Consolidated revenues for the three months ended October 31, 2017 (“Current Quarter”) decreased 1%, in comparison to the three months ended October 31, 2016 (“Comparative Period”) with the majority of the decrease related to the sale of Discovery Air Fire Services (“Fire Services”) and reduced airborne training services, partial offset by strong revenue growth in the North. Excluding revenues from Fire Services in the comparative period quarterly revenues increased 6% when compared to the comparative period.
EBITDA for the Current Quarter decreased by $1.1 million in comparison to the Comparative Period, primarily due to the sale Fire Services and decreased airborne training services.
Loss for the Current Quarter was $4.3 million compared to $3.9 million for the Comparative Period. The variance was mainly attributable to decreased EBITDA.
Consolidated revenues for the nine months ended October 31, 2017 (“Year-to-date”) decreased 14%, in comparison to the nine months ended October 31, 2016 (“Year-to-date Comparative Period”) with the majority of the decrease in revenue related to the sale of Fire Services, decreased airborne training in Canada, partially offset by strong growth in rotary and fixed wing services in the north.
Year-to-date EBITDA decreased by $12.5 million in comparison to the Year-to-date Comparative Period, primarily due to the sale Fire Services and decreased revenue.
Year-to-date loss was $15.1 million compared to $5.8 million for the Year-to-date Comparative Period. The variance was mainly attributable to decreased EBITDA.

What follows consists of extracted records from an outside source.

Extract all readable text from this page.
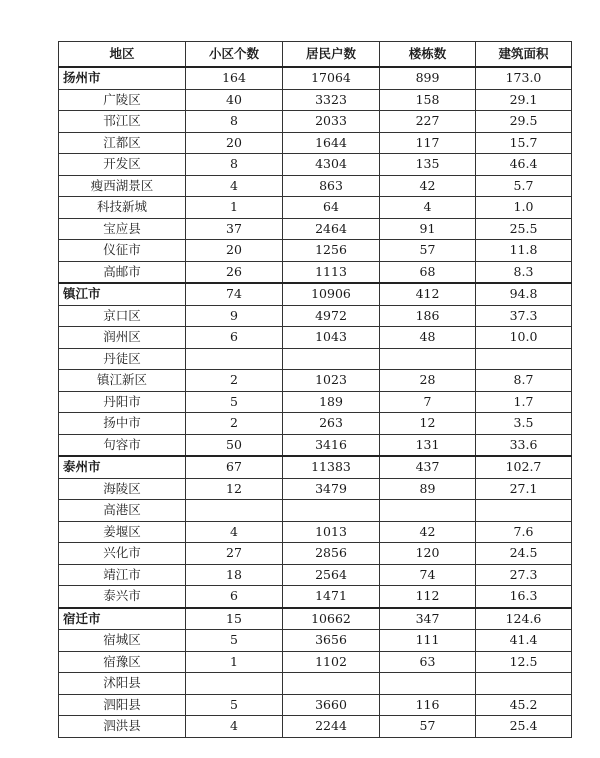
地区	小区个数	居民户数	楼栋数	建筑面积
扬州市	164	17064	899	173.0
广陵区	40	3323	158	29.1
邗江区	8	2033	227	29.5
江都区	20	1644	117	15.7
开发区	8	4304	135	46.4
瘦西湖景区	4	863	42	5.7
科技新城	1	64	4	1.0
宝应县	37	2464	91	25.5
仪征市	20	1256	57	11.8
高邮市	26	1113	68	8.3
镇江市	74	10906	412	94.8
京口区	9	4972	186	37.3
润州区	6	1043	48	10.0
丹徒区				
镇江新区	2	1023	28	8.7
丹阳市	5	189	7	1.7
扬中市	2	263	12	3.5
句容市	50	3416	131	33.6
泰州市	67	11383	437	102.7
海陵区	12	3479	89	27.1
高港区				
姜堰区	4	1013	42	7.6
兴化市	27	2856	120	24.5
靖江市	18	2564	74	27.3
泰兴市	6	1471	112	16.3
宿迁市	15	10662	347	124.6
宿城区	5	3656	111	41.4
宿豫区	1	1102	63	12.5
沭阳县				
泗阳县	5	3660	116	45.2
泗洪县	4	2244	57	25.4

Forward-looking information and statements are included in this earnings release. Please refer to the statement regarding forward-looking statements contained in the Corporation’s MD&A for the three and nine months ended October 31, 2017, which are incorporated herein by reference. That statement provides an explanation as to what forward-looking statements are, and the specific factors, uncertainties and potential events that the Corporation has identified for the attention of readers. When relying on forward-looking information and statements to make decisions, investors and others should carefully consider these factors and other uncertainties and potential events.

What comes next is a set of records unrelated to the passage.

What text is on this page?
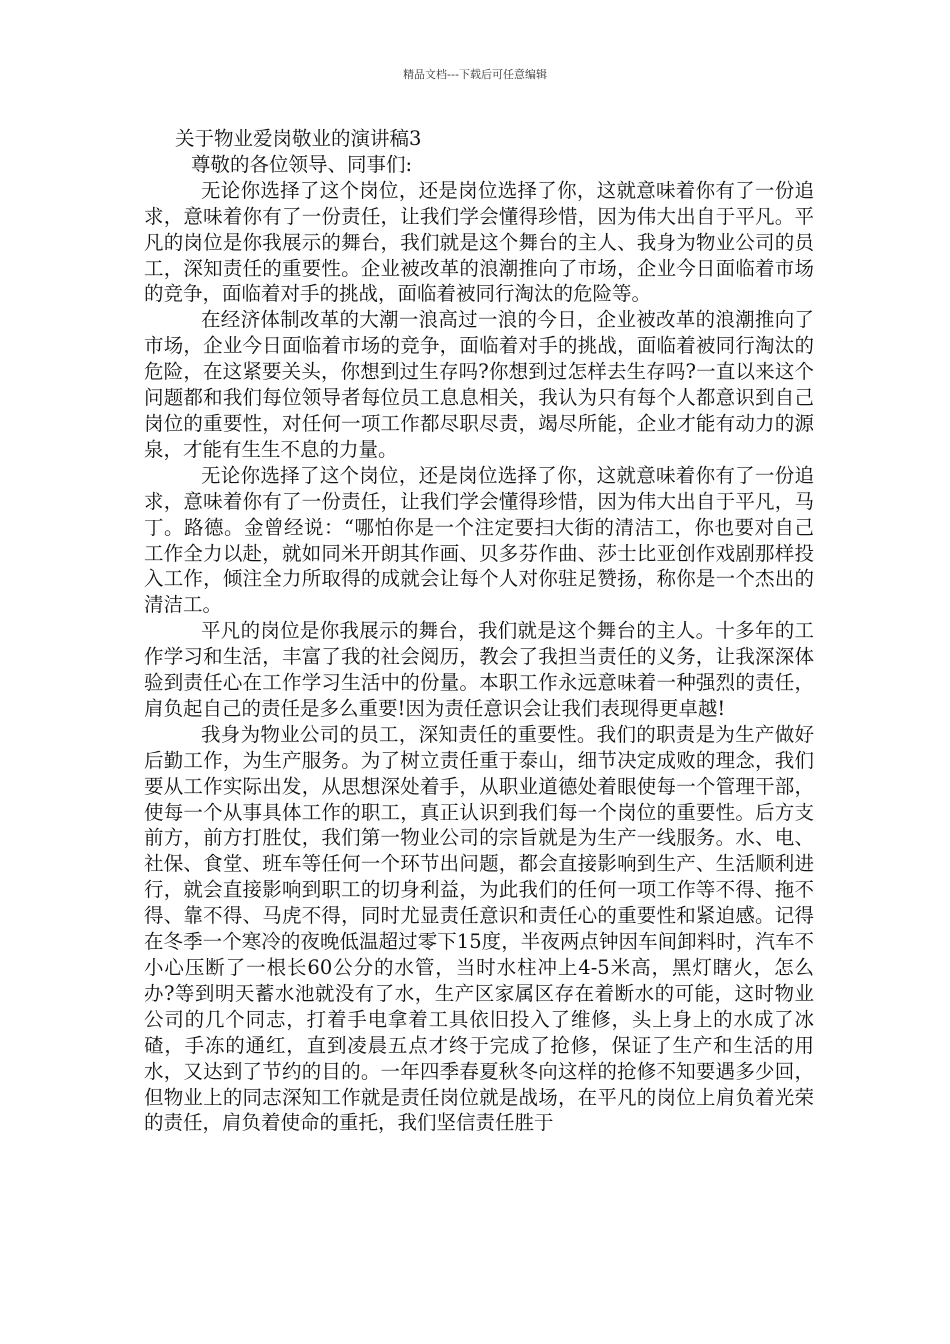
精品文档---下载后可任意编辑

关于物业爱岗敬业的演讲稿3

尊敬的各位领导、同事们:

无论你选择了这个岗位，还是岗位选择了你，这就意味着你有了一份追求，意味着你有了一份责任，让我们学会懂得珍惜，因为伟大出自于平凡。平凡的岗位是你我展示的舞台，我们就是这个舞台的主人、我身为物业公司的员工，深知责任的重要性。企业被改革的浪潮推向了市场，企业今日面临着市场的竞争，面临着对手的挑战，面临着被同行淘汰的危险等。

在经济体制改革的大潮一浪高过一浪的今日，企业被改革的浪潮推向了市场，企业今日面临着市场的竞争，面临着对手的挑战，面临着被同行淘汰的危险，在这紧要关头，你想到过生存吗?你想到过怎样去生存吗?一直以来这个问题都和我们每位领导者每位员工息息相关，我认为只有每个人都意识到自己岗位的重要性，对任何一项工作都尽职尽责，竭尽所能，企业才能有动力的源泉，才能有生生不息的力量。

无论你选择了这个岗位，还是岗位选择了你，这就意味着你有了一份追求，意味着你有了一份责任，让我们学会懂得珍惜，因为伟大出自于平凡，马丁。路德。金曾经说：“哪怕你是一个注定要扫大街的清洁工，你也要对自己工作全力以赴，就如同米开朗其作画、贝多芬作曲、莎士比亚创作戏剧那样投入工作，倾注全力所取得的成就会让每个人对你驻足赞扬，称你是一个杰出的清洁工。

平凡的岗位是你我展示的舞台，我们就是这个舞台的主人。十多年的工作学习和生活，丰富了我的社会阅历，教会了我担当责任的义务，让我深深体验到责任心在工作学习生活中的份量。本职工作永远意味着一种强烈的责任，肩负起自己的责任是多么重要!因为责任意识会让我们表现得更卓越!

我身为物业公司的员工，深知责任的重要性。我们的职责是为生产做好后勤工作，为生产服务。为了树立责任重于泰山，细节决定成败的理念，我们要从工作实际出发，从思想深处着手，从职业道德处着眼使每一个管理干部，使每一个从事具体工作的职工，真正认识到我们每一个岗位的重要性。后方支前方，前方打胜仗，我们第一物业公司的宗旨就是为生产一线服务。水、电、社保、食堂、班车等任何一个环节出问题，都会直接影响到生产、生活顺利进行，就会直接影响到职工的切身利益，为此我们的任何一项工作等不得、拖不得、靠不得、马虎不得，同时尤显责任意识和责任心的重要性和紧迫感。记得在冬季一个寒冷的夜晚低温超过零下15度，半夜两点钟因车间卸料时，汽车不小心压断了一根长60公分的水管，当时水柱冲上4-5米高，黑灯瞎火，怎么办?等到明天蓄水池就没有了水，生产区家属区存在着断水的可能，这时物业公司的几个同志，打着手电拿着工具依旧投入了维修，头上身上的水成了冰碴，手冻的通红，直到凌晨五点才终于完成了抢修，保证了生产和生活的用水，又达到了节约的目的。一年四季春夏秋冬向这样的抢修不知要遇多少回，但物业上的同志深知工作就是责任岗位就是战场，在平凡的岗位上肩负着光荣的责任，肩负着使命的重托，我们坚信责任胜于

The Corporation’s interim condensed consolidated financial statements and MD&A for the three and nine months ended October 31, 2017, have been filed concurrently and are available on the Corporation’s website at www.discoveryair.com and on SEDAR at www.sedar.com. The reader is encouraged to review the interim condensed consolidated financial statements and MD&A for quarter ended October 31, 2017 for more complete disclosure on the Corporation’s financial condition and results of operations.
The Corporation’s unsecured debentures trade on the Toronto Stock Exchange under the symbol DA.DB.A.

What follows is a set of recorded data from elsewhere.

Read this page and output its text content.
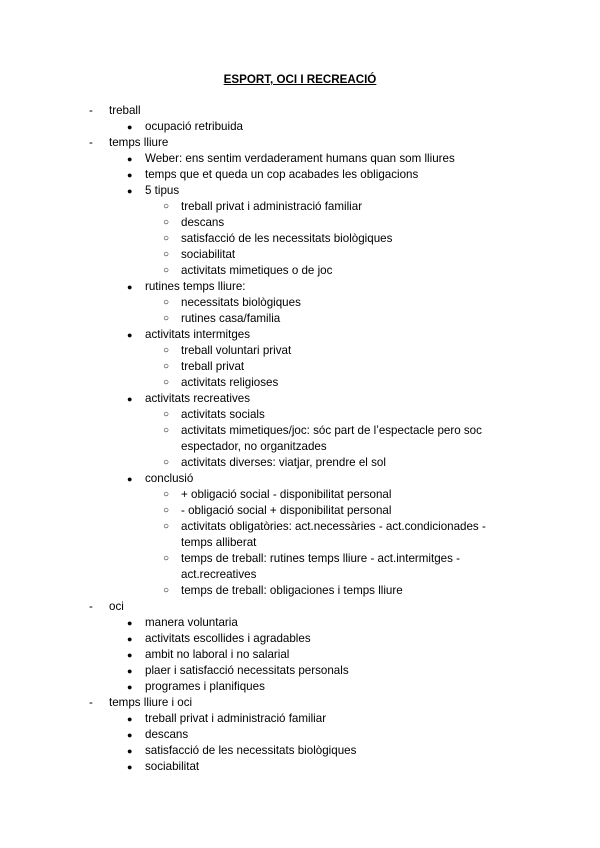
ESPORT, OCI I RECREACIÓ
- treball
● ocupació retribuida
- temps lliure
● Weber: ens sentim verdaderament humans quan som lliures
● temps que et queda un cop acabades les obligacions
● 5 tipus
○ treball privat i administració familiar
○ descans
○ satisfacció de les necessitats biològiques
○ sociabilitat
○ activitats mimetiques o de joc
● rutines temps lliure:
○ necessitats biològiques
○ rutines casa/familia
● activitats intermitges
○ treball voluntari privat
○ treball privat
○ activitats religioses
● activitats recreatives
○ activitats socials
○ activitats mimetiques/joc: sóc part de l’espectacle pero soc espectador, no organitzades
○ activitats diverses: viatjar, prendre el sol
● conclusió
○ + obligació social - disponibilitat personal
○ - obligació social + disponibilitat personal
○ activitats obligatòries: act.necessàries - act.condicionades - temps alliberat
○ temps de treball: rutines temps lliure - act.intermitges - act.recreatives
○ temps de treball: obligaciones i temps lliure
- oci
● manera voluntaria
● activitats escollides i agradables
● ambit no laboral i no salarial
● plaer i satisfacció necessitats personals
● programes i planifiques
- temps lliure i oci
● treball privat i administració familiar
● descans
● satisfacció de les necessitats biològiques
● sociabilitat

References to “EBITDA” are to net profit (loss) before finance costs, income taxes, depreciation of property and equipment and intangible assets, gains and losses on disposal of assets and extinguishment of debt, gains on acquisition and disposals, impairment losses, and gains and losses resulting from the change in fair value of financial liabilities. Management believes EBITDA to be an important metric in measuring the performance of the Corporation’s day-to-day operations. This measurement is useful in assessing the Corporation’s ability to service debt and to meet other payment obligations, and as a basis for valuation. “Working Capital” is current assets less current liabilities excluding current portion of loans and borrowings and operating line of credit.